Response by poster: And I can cite a different study, where a little less than half of people with 1600x1200 pixel displays browse maximized, also from 2006. Neither report controls for sample biases, but at least this one pretends to by examining multiple websites.

I browse fullscreen on my 20" 1600x1200 screen, but who knows, maybe when my monitor arrives tomorrow I discover the beauty of having two browsers open side by side, or however it is the other half of the internet operates. I'm not going to say everyone does this, or everyone does that, and write off people who disagree.

Instead, I'm going to argue that user behavior partially the fault of web designers. It's trivial to make this argument with a rhetorical question: why would owners of high res displays browse the web fullscreen when so many designers in 2006 decided that you weren't worth designing for?

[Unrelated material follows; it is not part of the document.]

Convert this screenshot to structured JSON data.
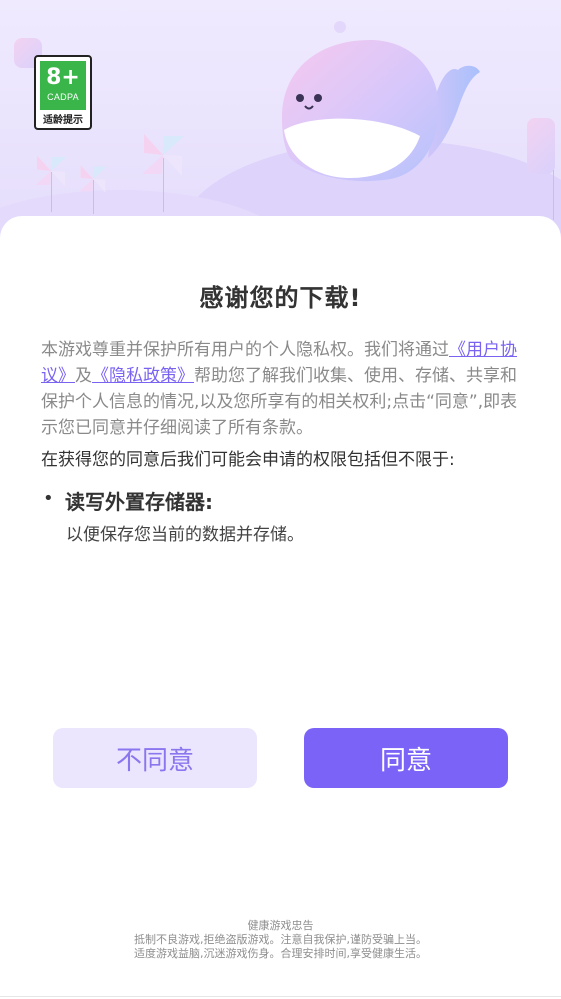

Or, perhaps more accurately, why would you regularly visit sites that write off half your monitor? A catalog of sites I regularly visit that nicely scale with screensize: gmail, reddit, wikipedia, slashdot, LaunchPad, tokyotosho, and metafilter. I haven't put this through a history analyzer, but I suspect it's a high percentage of my personal total traffic.

There's very few good ways to generate good science on this subject; I think the best most of us can do is collect data on how we've trained our users.